What Are Typical Savings for Someone at Age 70?

Typical savings at age 70 can differ widely, and a single national number rarely tells the full story. Housing costs, healthcare needs, debt, Social Security, pensions, and day-to-day spending all affect what feels adequate, so the better measure is whether savings can cover likely income gaps over time.

What Are Typical Savings for Someone at Age 70?

By age 70, the amount sitting in savings or retirement accounts can vary dramatically from one household to another. Some people rely mainly on Social Security and a modest cash reserve, while others also have pensions, brokerage accounts, home equity, or tax-advantaged retirement plans. In practical terms, a useful benchmark is not one universal number but a level of savings that can support expected spending, cover irregular costs, and provide some protection against medical or housing surprises.

Why there is no single benchmark

A person with a paid-off home, low healthcare costs, and stable Social Security income may be comfortable with far less saved than someone who rents, carries debt, or expects higher ongoing expenses. Marital status matters too, because two-person households often have different income sources and cost patterns than someone living alone. That is why any estimate for people in their seventies should be viewed as a range, not as a fixed target that applies equally to every retiree in the United States.

Median savings and average balances

When people look up typical retirement savings, they often find both median and average figures. The median is usually more helpful because it shows the midpoint, while the average can be pushed much higher by wealthier households. In broad U.S. retirement data, older households often appear to have averages that look substantial, but the median is usually much lower. That gap means many adults entering their seventies are working with moderate savings rather than exceptionally large portfolios, especially outside high-income groups.

How spending changes the answer

A practical way to think about savings is to compare annual spending with reliable income. If a household spends $55,000 a year and receives $38,000 from Social Security and a pension, the savings portfolio may only need to support the remaining gap plus unexpected costs. If the same household has no pension and higher medical premiums, the savings requirement becomes much larger. For many retirees, the key question is not how much others have saved, but how much income their own savings can realistically generate without being depleted too quickly.

Housing and healthcare at age 70

Two expenses often shape retirement security more than any headline number: housing and healthcare.
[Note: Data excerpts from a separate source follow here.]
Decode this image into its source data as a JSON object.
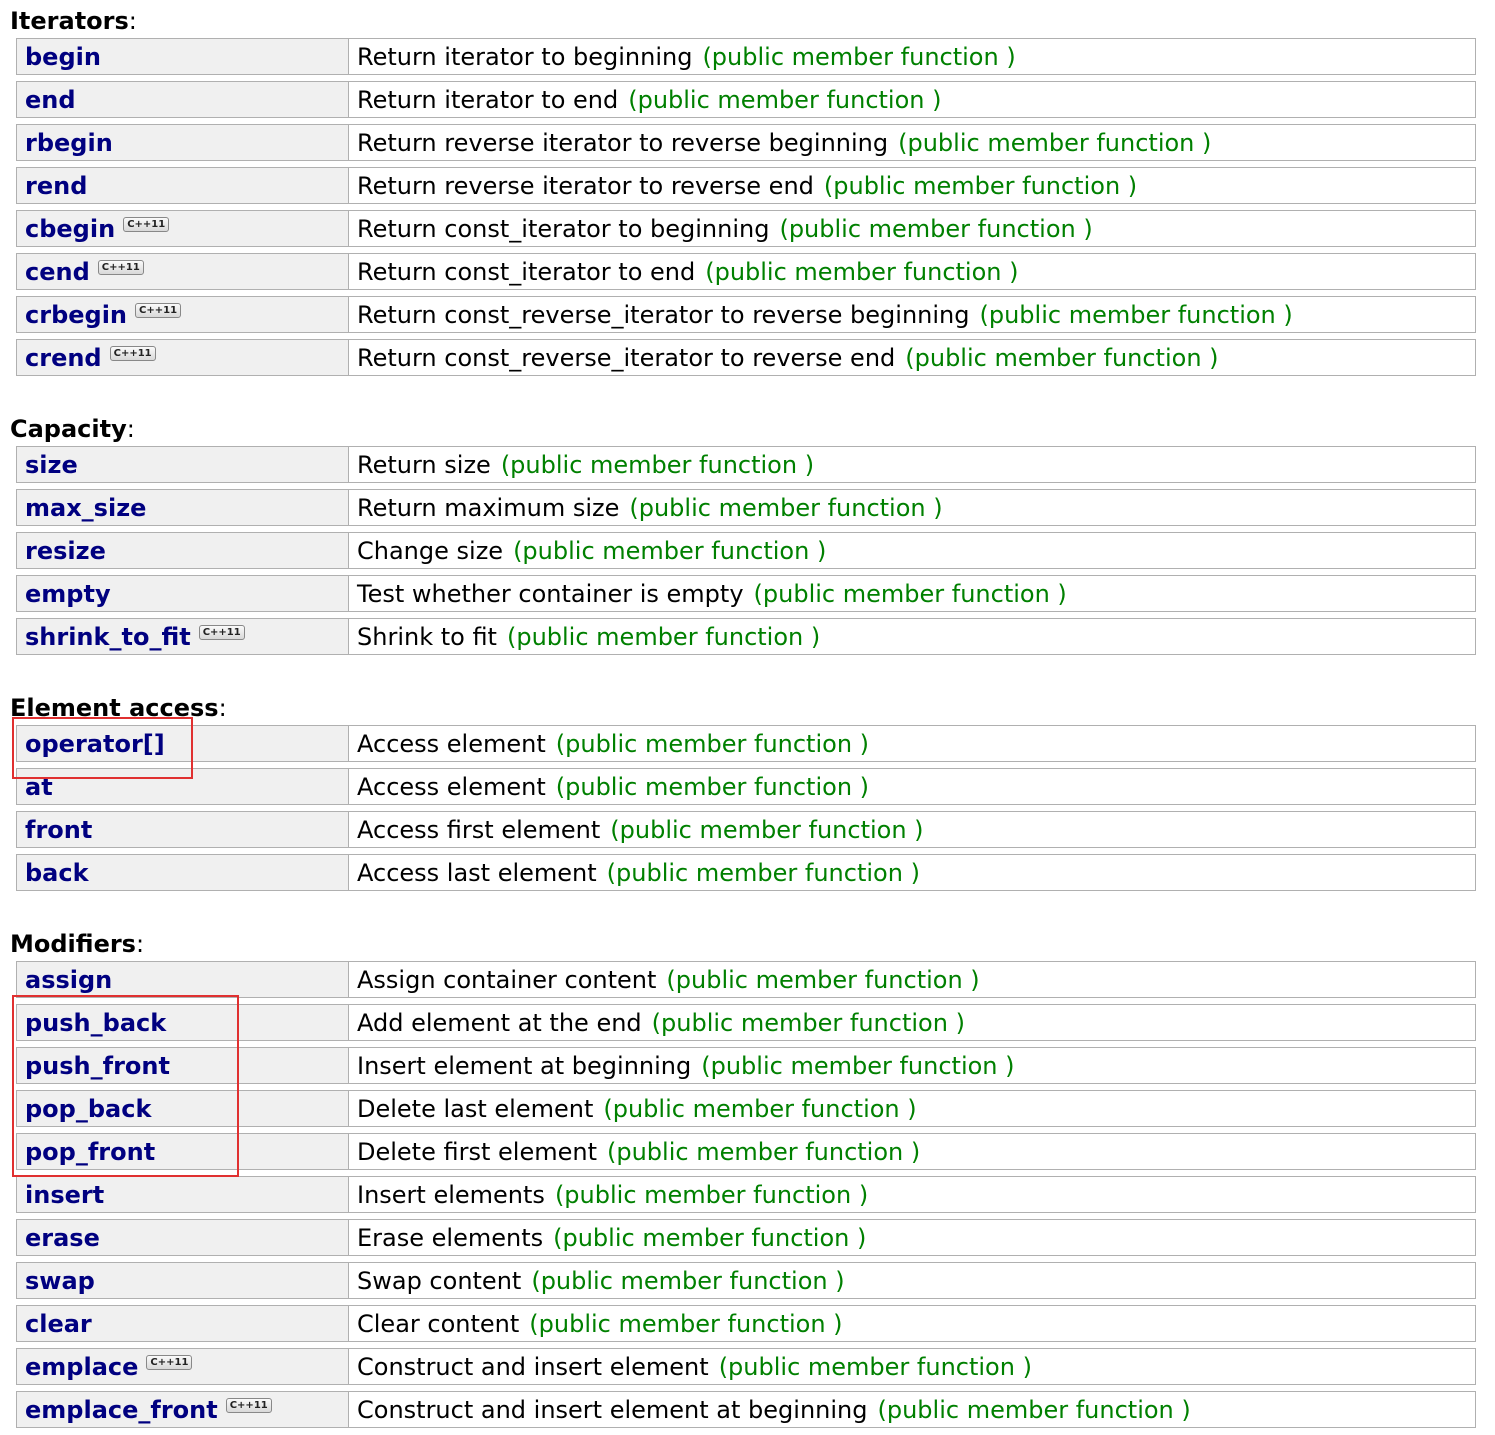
{
  "kind_label": "(public member function )",
  "badge_label": "C++11",
  "sections": [
    {
      "title": "Iterators",
      "colon": ":",
      "rows": [
        {
          "name": "begin",
          "desc": "Return iterator to beginning",
          "cxx11": false
        },
        {
          "name": "end",
          "desc": "Return iterator to end",
          "cxx11": false
        },
        {
          "name": "rbegin",
          "desc": "Return reverse iterator to reverse beginning",
          "cxx11": false
        },
        {
          "name": "rend",
          "desc": "Return reverse iterator to reverse end",
          "cxx11": false
        },
        {
          "name": "cbegin",
          "desc": "Return const_iterator to beginning",
          "cxx11": true
        },
        {
          "name": "cend",
          "desc": "Return const_iterator to end",
          "cxx11": true
        },
        {
          "name": "crbegin",
          "desc": "Return const_reverse_iterator to reverse beginning",
          "cxx11": true
        },
        {
          "name": "crend",
          "desc": "Return const_reverse_iterator to reverse end",
          "cxx11": true
        }
      ]
    },
    {
      "title": "Capacity",
      "colon": ":",
      "rows": [
        {
          "name": "size",
          "desc": "Return size",
          "cxx11": false
        },
        {
          "name": "max_size",
          "desc": "Return maximum size",
          "cxx11": false
        },
        {
          "name": "resize",
          "desc": "Change size",
          "cxx11": false
        },
        {
          "name": "empty",
          "desc": "Test whether container is empty",
          "cxx11": false
        },
        {
          "name": "shrink_to_fit",
          "desc": "Shrink to fit",
          "cxx11": true
        }
      ]
    },
    {
      "title": "Element access",
      "colon": ":",
      "rows": [
        {
          "name": "operator[]",
          "desc": "Access element",
          "cxx11": false
        },
        {
          "name": "at",
          "desc": "Access element",
          "cxx11": false
        },
        {
          "name": "front",
          "desc": "Access first element",
          "cxx11": false
        },
        {
          "name": "back",
          "desc": "Access last element",
          "cxx11": false
        }
      ]
    },
    {
      "title": "Modifiers",
      "colon": ":",
      "rows": [
        {
          "name": "assign",
          "desc": "Assign container content",
          "cxx11": false
        },
        {
          "name": "push_back",
          "desc": "Add element at the end",
          "cxx11": false
        },
        {
          "name": "push_front",
          "desc": "Insert element at beginning",
          "cxx11": false
        },
        {
          "name": "pop_back",
          "desc": "Delete last element",
          "cxx11": false
        },
        {
          "name": "pop_front",
          "desc": "Delete first element",
          "cxx11": false
        },
        {
          "name": "insert",
          "desc": "Insert elements",
          "cxx11": false
        },
        {
          "name": "erase",
          "desc": "Erase elements",
          "cxx11": false
        },
        {
          "name": "swap",
          "desc": "Swap content",
          "cxx11": false
        },
        {
          "name": "clear",
          "desc": "Clear content",
          "cxx11": false
        },
        {
          "name": "emplace",
          "desc": "Construct and insert element",
          "cxx11": true
        },
        {
          "name": "emplace_front",
          "desc": "Construct and insert element at beginning",
          "cxx11": true
        }
      ]
    }
  ],
  "highlight_color": "#e03030",
  "link_color": "#000080",
  "kind_color": "#008000"
}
Someone who owns a home outright may have a very different cash-flow picture from someone facing rent increases, property taxes, or major repairs. Healthcare can also become less predictable with age, even with Medicare in place, because premiums, deductibles, prescriptions, dental work, vision care, and possible long-term care needs can add up. For that reason, many households keep a separate emergency reserve in cash in addition to long-term retirement investments.

The cost of planning support

For some people, the savings target also needs to account for the cost of professional financial help. Advisory pricing can reduce the amount available for living expenses, especially over several years. A fee of 0.30% to 1.00% on a sizable account may not sound large at first, but on $400,000 to $800,000 it can amount to several thousand dollars annually. Published prices below are typical examples from large national providers, but services, minimums, and fees can change over time.


Product/Service Provider Cost Estimation
Personal Advisor Services Vanguard About 0.30% annually on assets under management
Fidelity Go Fidelity No advisory fee for lower balances; about 0.35% annually for eligible higher balances
Intelligent Portfolios Premium Charles Schwab About $300 one-time planning fee plus $30 per month

Prices, rates, or cost estimates mentioned in this article are based on the latest available information but may change over time. Independent research is advised before making financial decisions.


A realistic savings range at 70 can therefore span from relatively modest reserves to several hundred thousand dollars or more, depending on lifestyle and obligations. Households with lower expenses and dependable guaranteed income may manage with less, while those facing larger spending gaps may need significantly more. The most grounded definition of typical is not a single national figure, but a savings level that matches recurring expenses, protects against shocks, and fits the person’s own retirement structure rather than someone else’s.